# Production Terminology Of WW2 Era Aircraft



## syscom3 (Feb 17, 2010)

Lets collect some info on what constitutes production model terminology and what was decided on to be a block change of WW2 era aircraft. Such as "P38L-5-LO". What did it mean? What were the major changes? And how did different countries assign model and block numbers.



PRODUCTION BLOCKS vs FIELD CHANGES

Robert A. Mann

What is a production block – besides a part of the model number? Irving B. Holley Jr., in Buying Aircraft: Materiel Procurement for the Army Air Forces, defines it as:

“The block system was nothing more than an arbitrary pattern of model identification. Thus a B-24J, after being equipped with a different type of life raft and improved sights on the waist guns, might be designated the B-24J-15 to distinguish it from the B-17J-10, the last production block without those additions”

“The series letter “J” would be changed only when there were modifications affecting major alterations in structure of the primary armament of the aircraft.”

To illustrate the need for what Holley called “.. the closest kind of production control.”, in the case of the B-29, there were 1,174 engineering changes introduced even before the first plane was accepted by the USAAF.

Some 900 of these were last minute modifications growing out of flight testing and training aircraft flights

The five digit jump in block numbers, assigned at the factory, was built into the system to accommodate field modifications not ‘large’ enough to merit a new block number for changes to all planes not incorporated at the factory . Thus a field relocation of antenna attachment points and the installation of a new antenna location is certainly a change of form, fit or function to the –15 production block described above, and so would be described as block –16. The author has seen photographs of B-29’s at an overseas base with the model painted in the Technical Data Block as B-29-16-BW, thus indicating some change(s) had been made to the plane beyond the –15 level.

But let us consider the situation with the early B-29’s sent to the CBI. Two situations for which the author has never seen an explanation are evident: (1) to what block number were the modifications done in the “Battle of Kansas” assigned; and (b) how, and to what block number(s), were the field modifications done in the CBI assigned.?

An aspect not given not widely considered is the relationship of individual aircraft model designation, and in particular the block number, to the activities of the Logistics Command in regards of the delivery of replacement parts.

Let’s examine a hypothetical situation within the fifty airplanes of the B-29-5-BW production block.

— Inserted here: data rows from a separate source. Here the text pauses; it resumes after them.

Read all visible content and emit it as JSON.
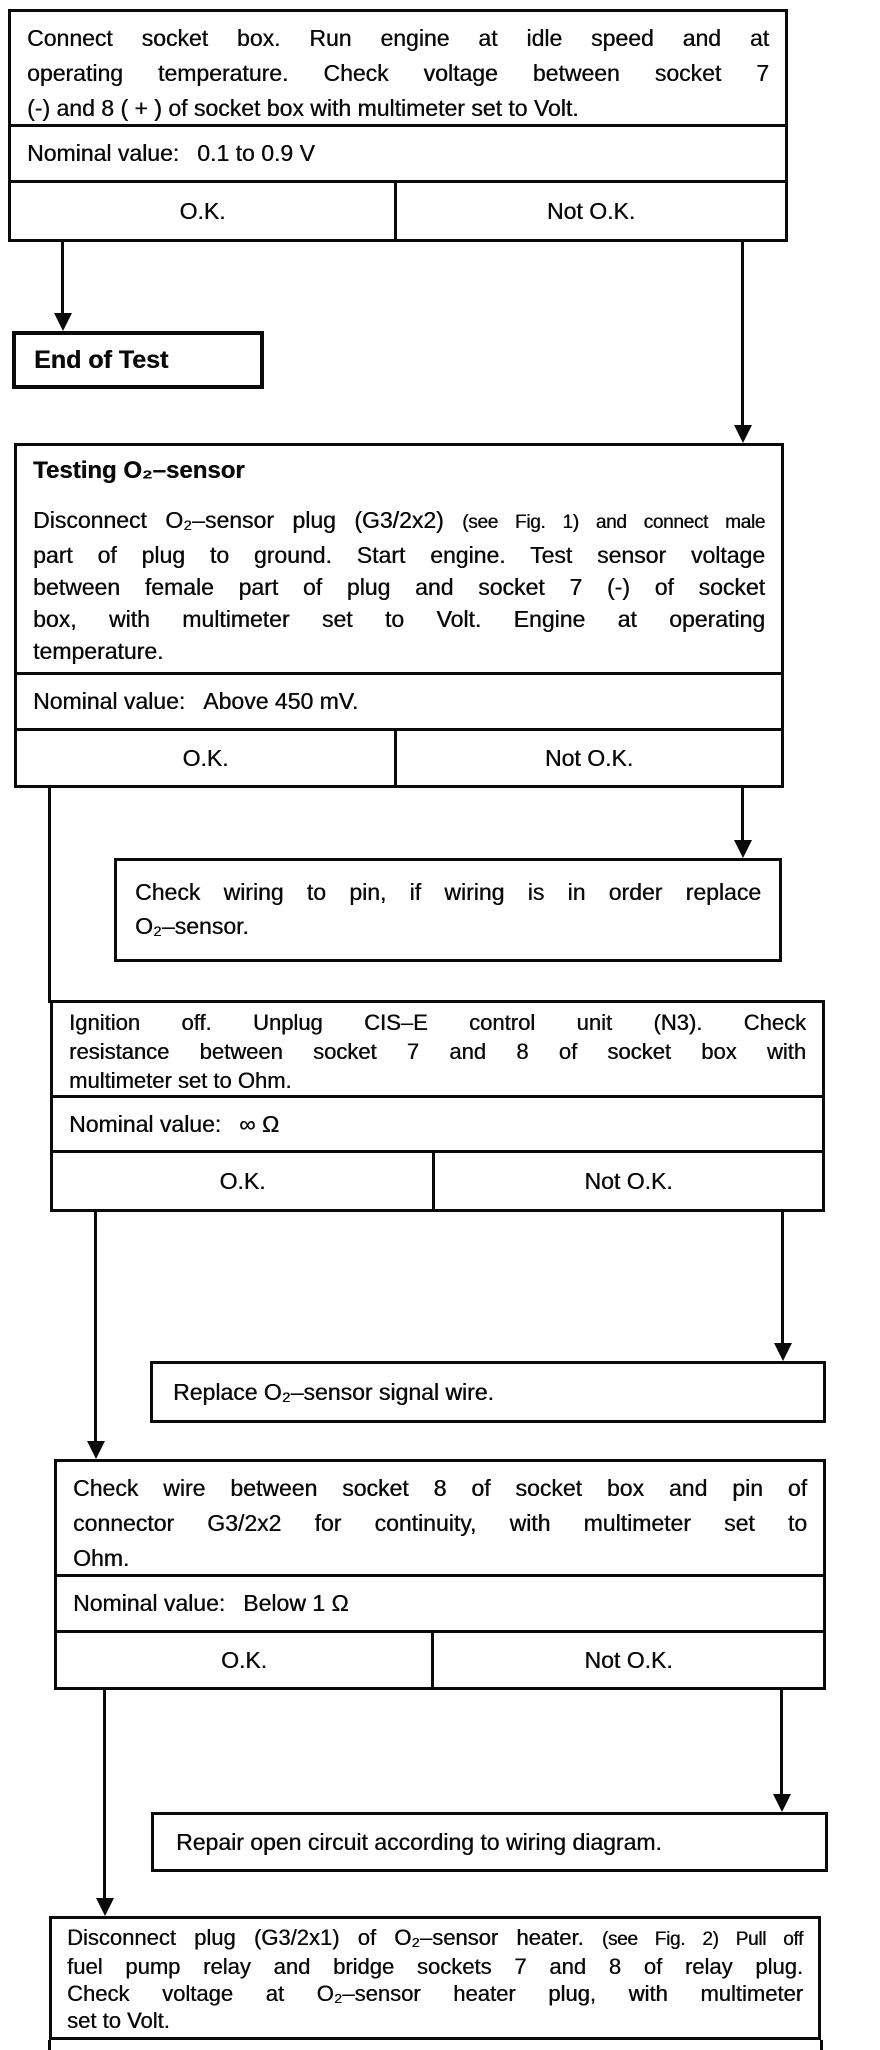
{
  "page": {
    "background": "#ffffff",
    "ink": "#0a0a0a"
  },
  "flowchart": {
    "labels": {
      "nominal_prefix": "Nominal value:",
      "ok": "O.K.",
      "not_ok": "Not O.K."
    },
    "step1": {
      "text_lines": [
        "Connect socket box. Run engine at idle speed and at",
        "operating temperature. Check voltage between socket 7",
        "(-) and 8 ( + ) of socket box with multimeter set to Volt."
      ],
      "nominal_value": "0.1 to 0.9 V"
    },
    "end_of_test": {
      "label": "End of Test"
    },
    "step2": {
      "title": "Testing O₂–sensor",
      "text_lines": [
        [
          {
            "t": "Disconnect O₂–sensor plug (G3/2x2) "
          },
          {
            "t": "(see Fig. 1) and connect male",
            "s": true
          }
        ],
        "part of plug to ground. Start engine. Test sensor voltage",
        "between female part of plug and socket 7 (-) of socket",
        "box, with multimeter set to Volt. Engine at operating",
        "temperature."
      ],
      "nominal_value": "Above 450 mV."
    },
    "action_check_wiring": {
      "text_lines": [
        "Check wiring to pin, if wiring is in order replace",
        "O₂–sensor."
      ]
    },
    "step3": {
      "text_lines": [
        "Ignition off. Unplug CIS–E control unit (N3). Check",
        "resistance between socket 7 and 8 of socket box with",
        "multimeter set to Ohm."
      ],
      "nominal_value": "∞ Ω"
    },
    "action_replace_wire": {
      "text": "Replace O₂–sensor signal wire."
    },
    "step4": {
      "text_lines": [
        "Check wire between socket 8 of socket box and pin of",
        "connector G3/2x2 for continuity, with multimeter set to",
        "Ohm."
      ],
      "nominal_value": "Below 1 Ω"
    },
    "action_repair_circuit": {
      "text": "Repair open circuit according to wiring diagram."
    },
    "step5": {
      "text_lines": [
        [
          {
            "t": "Disconnect plug (G3/2x1) of O₂–sensor heater. "
          },
          {
            "t": "(see Fig. 2) Pull off",
            "s": true
          }
        ],
        "fuel pump relay and bridge sockets 7 and 8 of relay plug.",
        "Check voltage at O₂–sensor heater plug, with multimeter",
        "set to Volt."
      ]
    }
  }
}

Field modifications are done to the cowl flaps for improved cooling by the installation of locally manufactured shortened cowl flaps. Ditto the field installation of relocated antenna mounts. Thirdly there was the installation of new locally designed doors for the camera hatch.

Were drawings made of fabrication and installation of these modifications? Were new block numbers assigned? By who? Were drawings entered into the Logistics pipeline? Again, hypothetically, depending on the timing of the changes, these could be block numbers –6, -7 and –8. What happens if two more dash numbers to the –5 block were developed. That would be –9 and ?????

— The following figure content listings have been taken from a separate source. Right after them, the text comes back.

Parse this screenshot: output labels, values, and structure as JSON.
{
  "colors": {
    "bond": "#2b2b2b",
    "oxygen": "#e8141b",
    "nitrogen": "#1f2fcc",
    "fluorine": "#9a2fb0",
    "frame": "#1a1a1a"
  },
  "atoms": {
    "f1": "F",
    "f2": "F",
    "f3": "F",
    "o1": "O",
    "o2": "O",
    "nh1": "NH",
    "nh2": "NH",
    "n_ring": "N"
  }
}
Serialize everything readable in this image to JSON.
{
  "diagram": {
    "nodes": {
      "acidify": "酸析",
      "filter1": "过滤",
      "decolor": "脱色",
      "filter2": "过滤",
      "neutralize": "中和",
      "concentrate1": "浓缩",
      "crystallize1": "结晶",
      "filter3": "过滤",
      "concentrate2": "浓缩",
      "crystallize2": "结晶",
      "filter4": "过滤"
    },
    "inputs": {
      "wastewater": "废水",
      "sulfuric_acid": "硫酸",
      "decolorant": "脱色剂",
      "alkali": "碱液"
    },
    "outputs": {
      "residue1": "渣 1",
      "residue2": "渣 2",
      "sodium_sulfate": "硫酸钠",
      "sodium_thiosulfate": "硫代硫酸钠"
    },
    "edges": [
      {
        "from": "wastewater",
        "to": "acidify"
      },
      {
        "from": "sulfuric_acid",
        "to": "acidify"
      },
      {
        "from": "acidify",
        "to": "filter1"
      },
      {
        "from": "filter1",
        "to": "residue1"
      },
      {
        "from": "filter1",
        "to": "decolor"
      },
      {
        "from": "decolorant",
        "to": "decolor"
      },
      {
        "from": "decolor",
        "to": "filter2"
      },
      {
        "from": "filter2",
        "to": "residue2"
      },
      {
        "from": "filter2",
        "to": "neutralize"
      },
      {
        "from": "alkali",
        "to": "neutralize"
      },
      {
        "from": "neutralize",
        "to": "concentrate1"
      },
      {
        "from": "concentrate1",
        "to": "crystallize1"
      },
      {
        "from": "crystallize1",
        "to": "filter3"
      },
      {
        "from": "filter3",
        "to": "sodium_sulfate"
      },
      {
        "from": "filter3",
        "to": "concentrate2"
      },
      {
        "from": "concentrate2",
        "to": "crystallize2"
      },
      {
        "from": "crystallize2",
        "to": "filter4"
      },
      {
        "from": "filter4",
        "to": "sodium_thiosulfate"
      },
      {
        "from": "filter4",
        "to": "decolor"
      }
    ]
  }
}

With time to incorporate changes in the production line, said changes can be incorporated in “five digit “ block numbers. There is no upper limit. The B-24J’s produced at the San Diego Convair plant go up to B - 24J - 210 – CO. But a high number of field modifications with the ‘interior’ block numbers


----------



## FLYBOYJ (Feb 17, 2010)

Very Cool Sys - thanks for posting...

Along with this there is usually a document that will list production serial numbers to the changes or mods done along the assembly line. Lockheed used simple 4 digit numbers usually found on the nose of the aircraft. If you were to go to this document it would tell you that (for example) P-38J-5-LO 5273 should have changes 1 - 50 incorporated in a "Production Line Change Document." Production planners will usually issue these changes at a predetermined aircraft number and usually the inspectors will follow up to ensure the line change was followed through. When there is a substantial change to the basic design, the manufacturer and customer will determine whether the letter designator will bump up as well (going from a P-38A to P-38B for example. The article Sys posted goes on to explain further codex's...


----------



## syscom3 (Feb 17, 2010)

Was this common for all the US aircraft assembly plants? Or did different manufacturers have different ways of determining block and line modification criteria?

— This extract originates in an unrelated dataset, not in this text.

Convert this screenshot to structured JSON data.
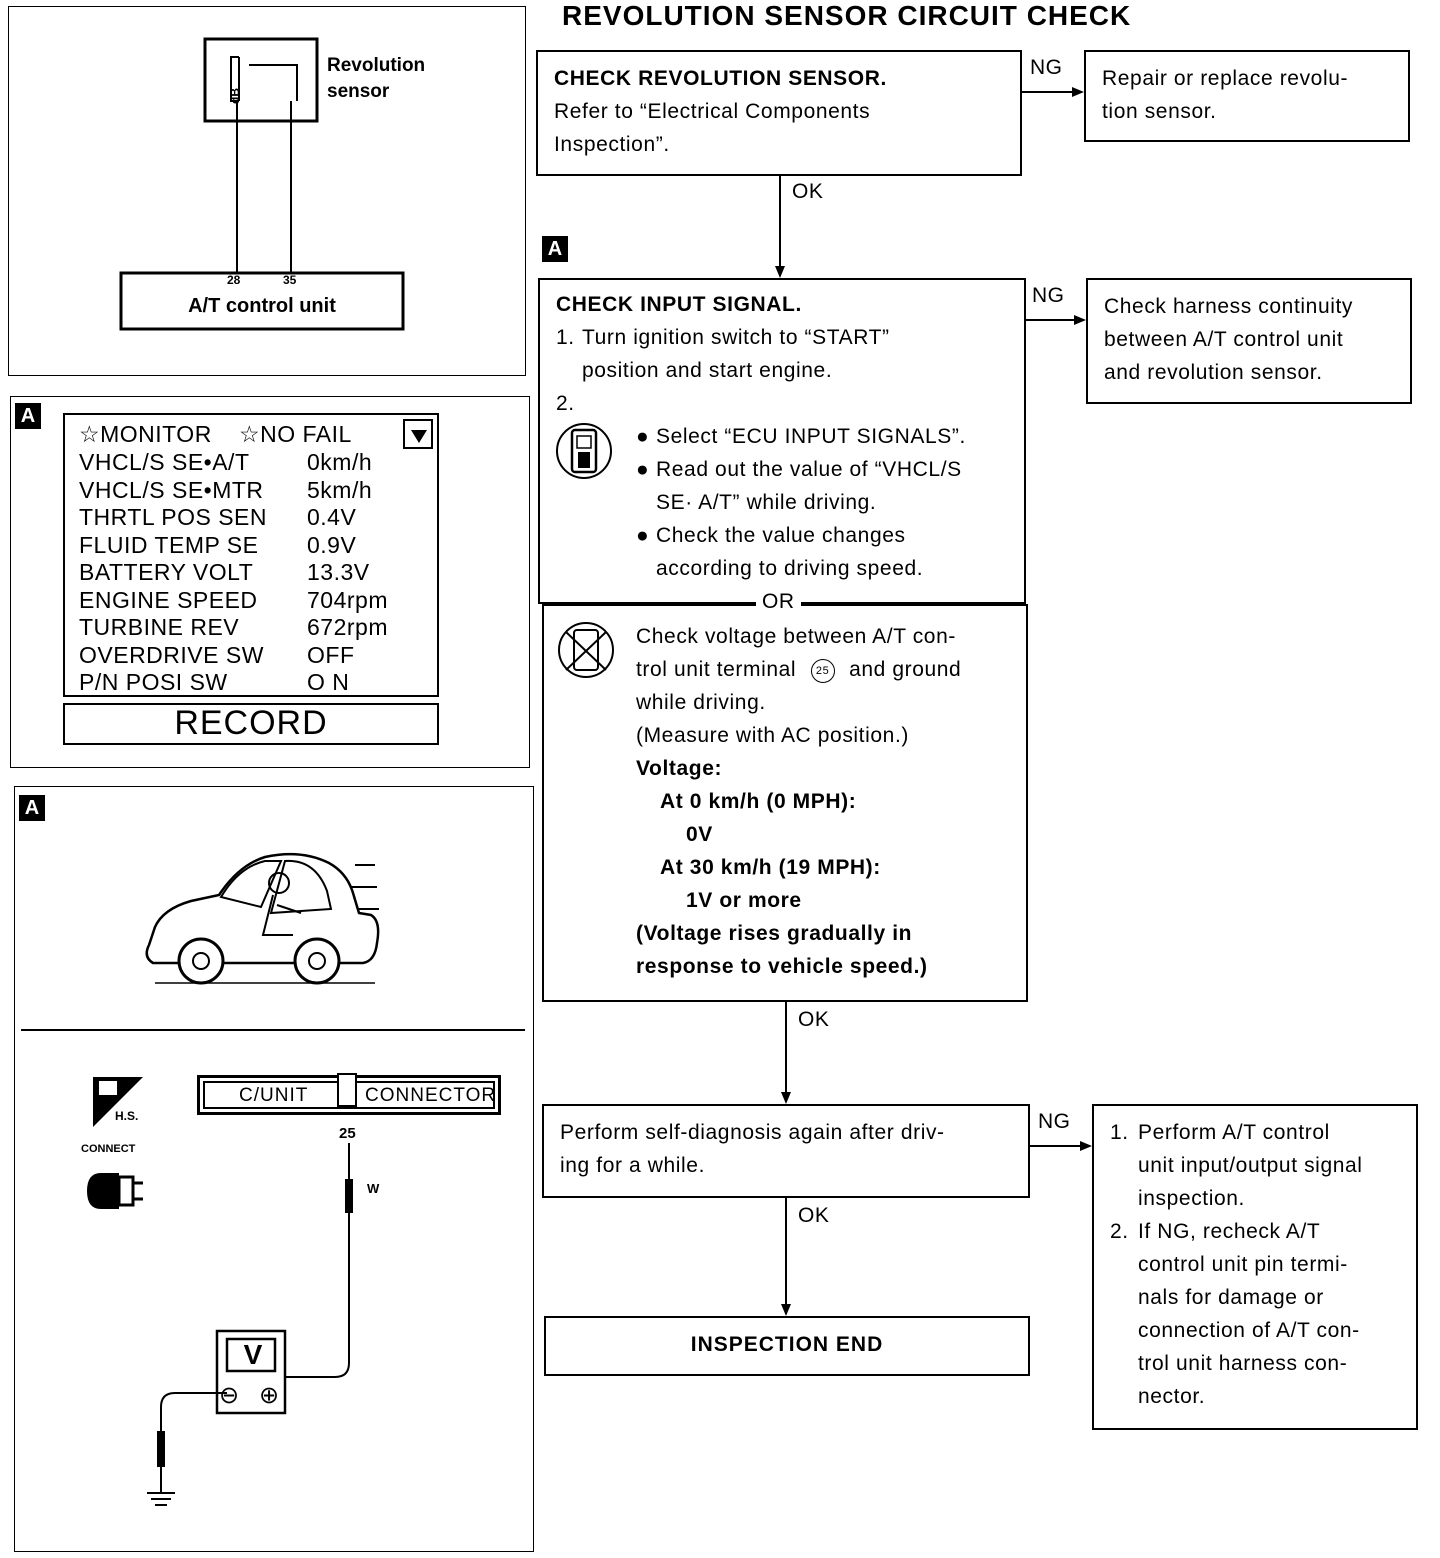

Any difference between AAF and USN?

Flyboy ..... if an AC was field modified from one block up to another block, did the local command have authority to remove the builders plate and update it?


----------



## FLYBOYJ (Feb 18, 2010)

syscom3 said:


> Was this common for all the US aircraft assembly plants? Or did different manufacturers have different ways of determining block and line modification criteria?
> 
> Any difference between AAF and USN?
> 
> Flyboy ..... if an AC was field modified from one block up to another block, did the local command have authority to remove the builders plate and update it?



As far as I know each manufacturer had a little different system. If I remember right Boeing had a system called "blue lines" and "green lines," all production line modification paperwork was placed on a board and when completed taken down and then placed in a big book.

As far as removing data plates - I don't believe that authority was ever given, however mod status was definitely put in the aircraft logbooks.


----------